The last face on earth that condemned men see as they are strapped on to the gurney for their execution by lethal injection in the death chambers of the prisons in US southern states is often that of a diminutive, grey-haired Catholic nun. She gazes into their eyes for as long as she can, trying to give them strength and show human compassion for their last few minutes.
It is a vocation that has made Sister Helen Prejean famous, especially since her story was dramatized 10 years ago in the film Dead Man Walking, in which she was played by Susan Sarandon, who has become her friend. It has also made her one of the doughtiest, most outspoken and maybe most formidable opponents of the death penalty in the US.
She has attended the execution of men she knows to be guilty of horrific crimes, but also of men she believes to be innocent, and prays with and counsels their families and those of victims. She believes that executions are morally wrong but the killing of the innocent, subjected often to a callous and stubborn judicial refusal over years properly to reinvestigate their cases after conviction, fills her with revulsion.

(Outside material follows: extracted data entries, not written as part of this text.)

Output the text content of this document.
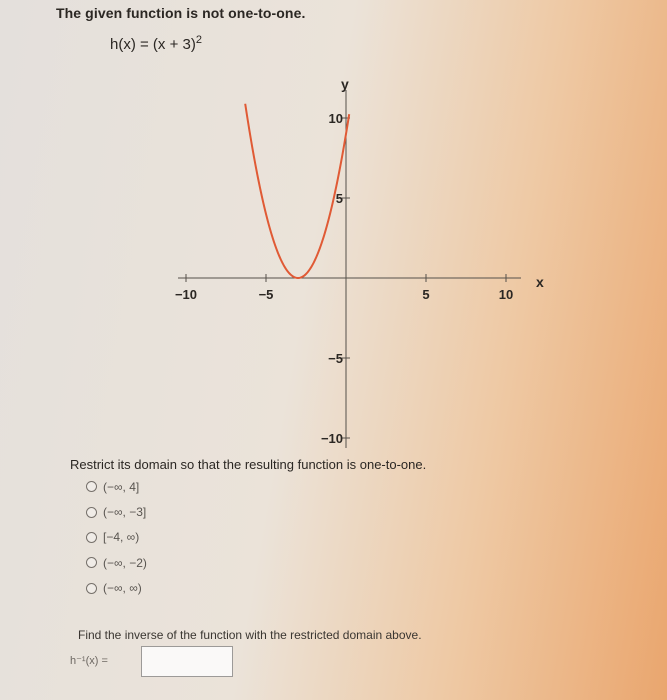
The given function is not one-to-one.
$h(x) = (x + 3)^2$
x
y
−10	−5	5	10
10
5
−5
−10
Restrict its domain so that the resulting function is one-to-one.
(−∞, 4]
(−∞, −3]
[−4, ∞)
(−∞, −2)
(−∞, ∞)
Find the inverse of the function with the restricted domain above.
h⁻¹(x) =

Prejean, 66, who could have opted for a quieter life as a teacher, makes herself attend and to be with men she has often befriended over several years. As their spiritual adviser, she can stay after their relatives have been escorted away, acting as the last friend they have:
"I go there to be there for them," she said. "When they look in my face they see someone who cares about them and believes in their dignity. They know that I will tell their story. You have to steel yourself to be utterly thinking of them. It is afterwards that you vomit."
In London to publicize her book The Death of Innocents, which details the cases of two men she believes were wrongfully executed, the Louisiana-based nun insisted that politicians' rhetoric is moderating and that the number of death penalty convictions is in decline. Public uneasiness about wrongful convictions and the manifest inequity with which the death penalty is implemented is growing.
Prejean said: "John Kerry was the first presidential candidate in 30 years to say he was against the death penalty and George Bush never made anything of it politically. In New Jersey they have just agreed a moratorium on the death penalty which the governor has said he will sign, and since 2001 across the country the number of death sentences has halved."
Prejean is scathing about politicians and judges who use the Bible to justify executions: "I call it Christianity-lite. It's not real Christianity. Truly, it is blasphemy. Jesus Christ is being held hostage by these people: his whole message is being perverted."
The cases in the book are those of Dobie Williams, a black man with learning difficulties, executed in 1999 for the murder of a white woman in Louisiana in 1985, and Joseph O'Dell, a white man killed in 1997 in Virginia for murdering and raping a white woman whose body was found near a bar he had visited one night 12 years earlier. It sets out cogent reasons for their innocence, or at least grounds on which the state and court authorities should have reconsidered their convictions.
O'Dell was executed despite an appeal by the pope for clemency, and despite the refusal of the state's governor to let the execution be delayed to allow DNA testing of some of the evidence.